I made this up because of a comment thread about how "base 12 sucks" and we should represent time elsewise. I thought it'd be fun to just divide the day up using base-16. Using four digits, we can represent down to the seconds, unlike in normal "base 2*12*60" time where this requires 6 digits (hh:mm:ss).
In base-16 time, the first digit represents 1.5 hours, the second about 5 minutes and 38 seconds, the third about 21 seconds, and the fourth about 1.31 seconds.
The 13-month calendar is one that just takes the Gregorian calendar's year, splits it into 13 months of 28 days long (4-weeks exactly), and then takes any remaining days and puts at the end of the last month. Some versions of the 13-month calendar assert that the first day of the year is also always a Monday, and that eve-month basically is in day-of-the-week limbo.

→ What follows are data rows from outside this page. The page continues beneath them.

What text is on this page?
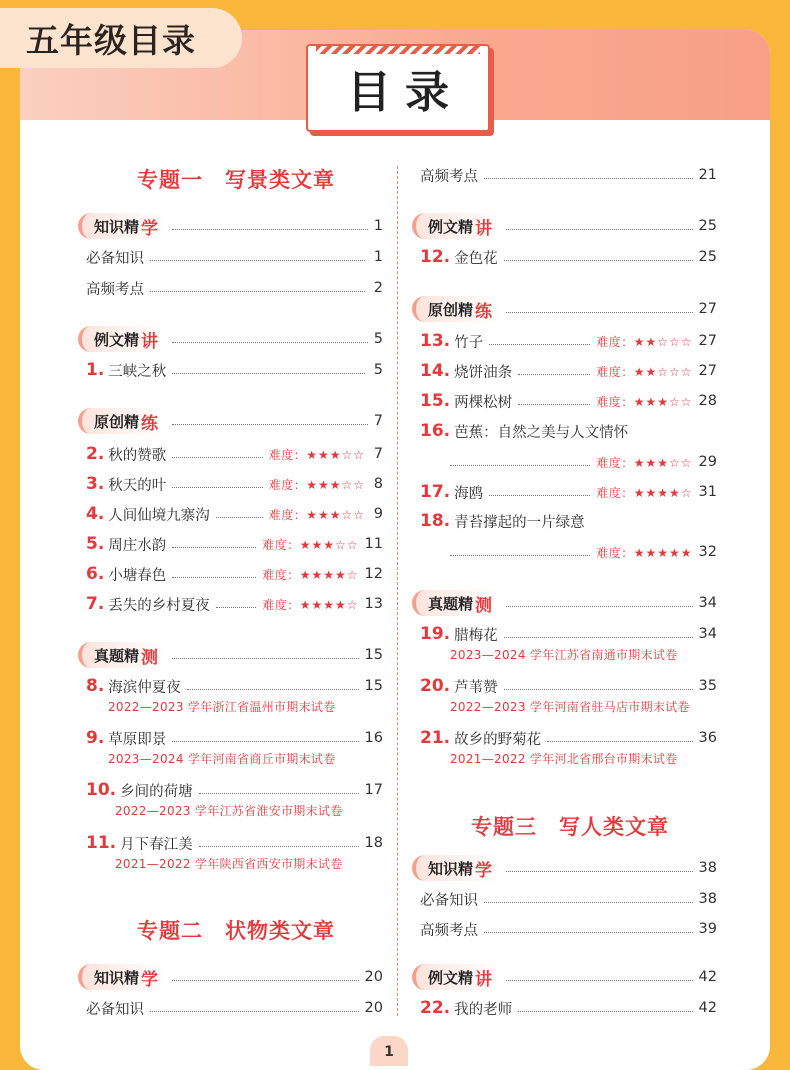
五年级目录
目录
专题一　写景类文章
知识精 学	1
必备知识	1
高频考点	2
例文精 讲	5
1. 三峡之秋	5
原创精 练	7
2. 秋的赞歌	难度：★★★☆☆ 7
3. 秋天的叶	难度：★★★☆☆ 8
4. 人间仙境九寨沟	难度：★★★☆☆ 9
5. 周庄水韵	难度：★★★☆☆ 11
6. 小塘春色	难度：★★★★☆ 12
7. 丢失的乡村夏夜	难度：★★★★☆ 13
真题精 测	15
8. 海滨仲夏夜	15
2022—2023 学年浙江省温州市期末试卷
9. 草原即景	16
2023—2024 学年河南省商丘市期末试卷
10. 乡间的荷塘	17
2022—2023 学年江苏省淮安市期末试卷
11. 月下春江美	18
2021—2022 学年陕西省西安市期末试卷
专题二　状物类文章
知识精 学	20
必备知识	20
高频考点	21
例文精 讲	25
12. 金色花	25
原创精 练	27
13. 竹子	难度：★★☆☆☆ 27
14. 烧饼油条	难度：★★☆☆☆ 27
15. 两棵松树	难度：★★★☆☆ 28
16. 芭蕉：自然之美与人文情怀
难度：★★★☆☆ 29
17. 海鸥	难度：★★★★☆ 31
18. 青苔撑起的一片绿意
难度：★★★★★ 32
真题精 测	34
19. 腊梅花	34
2023—2024 学年江苏省南通市期末试卷
20. 芦苇赞	35
2022—2023 学年河南省驻马店市期末试卷
21. 故乡的野菊花	36
2021—2022 学年河北省邢台市期末试卷
专题三　写人类文章
知识精 学	38
必备知识	38
高频考点	39
例文精 讲	42
22. 我的老师	42
1
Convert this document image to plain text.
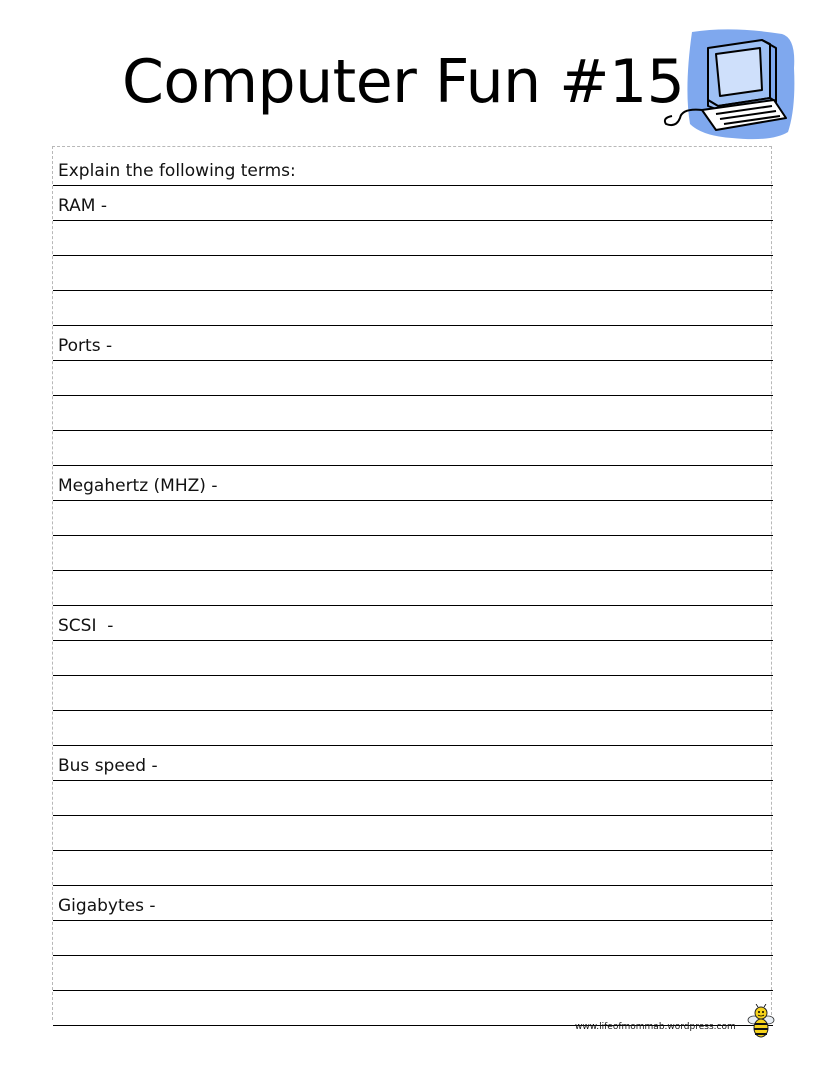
Computer Fun #15
Explain the following terms:
RAM -
Ports -
Megahertz (MHZ) -
SCSI  -
Bus speed -
Gigabytes -
www.lifeofmommab.wordpress.com
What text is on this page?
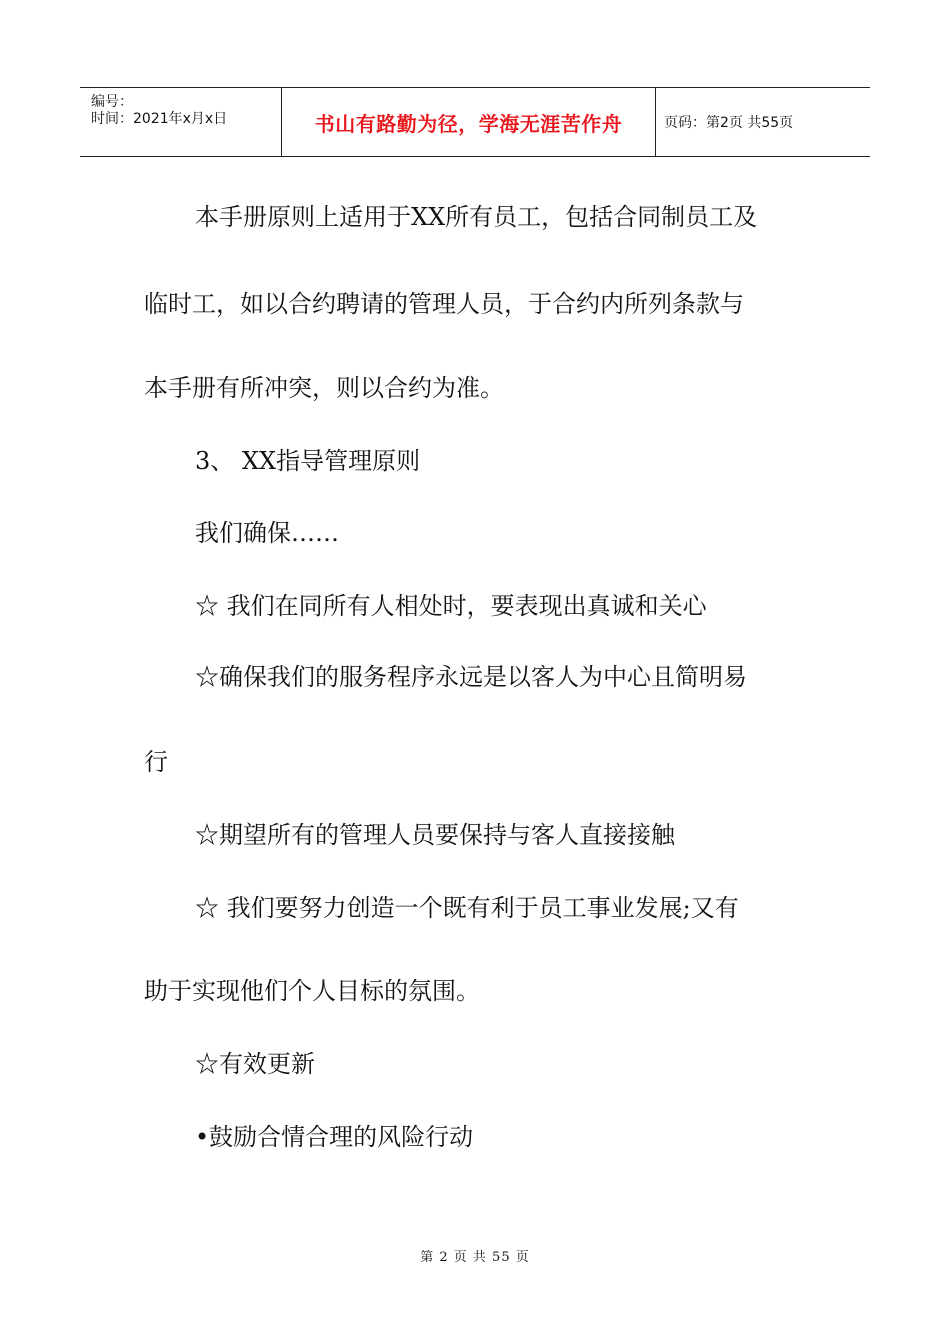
编号：
时间：2021年x月x日	书山有路勤为径，学海无涯苦作舟	页码：第2页 共55页
本手册原则上适用于XX所有员工，包括合同制员工及
临时工，如以合约聘请的管理人员，于合约内所列条款与
本手册有所冲突，则以合约为准。
3、 XX指导管理原则
我们确保……
☆ 我们在同所有人相处时，要表现出真诚和关心
☆确保我们的服务程序永远是以客人为中心且简明易
行
☆期望所有的管理人员要保持与客人直接接触
☆ 我们要努力创造一个既有利于员工事业发展;又有
助于实现他们个人目标的氛围。
☆有效更新
•鼓励合情合理的风险行动
第 2 页 共 55 页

If you want to use the gnome-shell example (clock.c
), you're going to need to be on a GNOME system
with GNOME Tweaks and the Extension Manager installed,
as well as Freddez' gnome-shell-simple-message
(GitHub, Gnome.org). From there, all you really need to do is build from source, move the executable to somewhere in your $PATH
,
and make sure the executable is running in the background somewhere. The plugin helpfully lets you make it so clicking it
launches the background service, but like, I wouldn't recommend clicking it a whole bunch because I did nothing at all
to make sure it doesn't spawn a whole bunch of the same redundant process.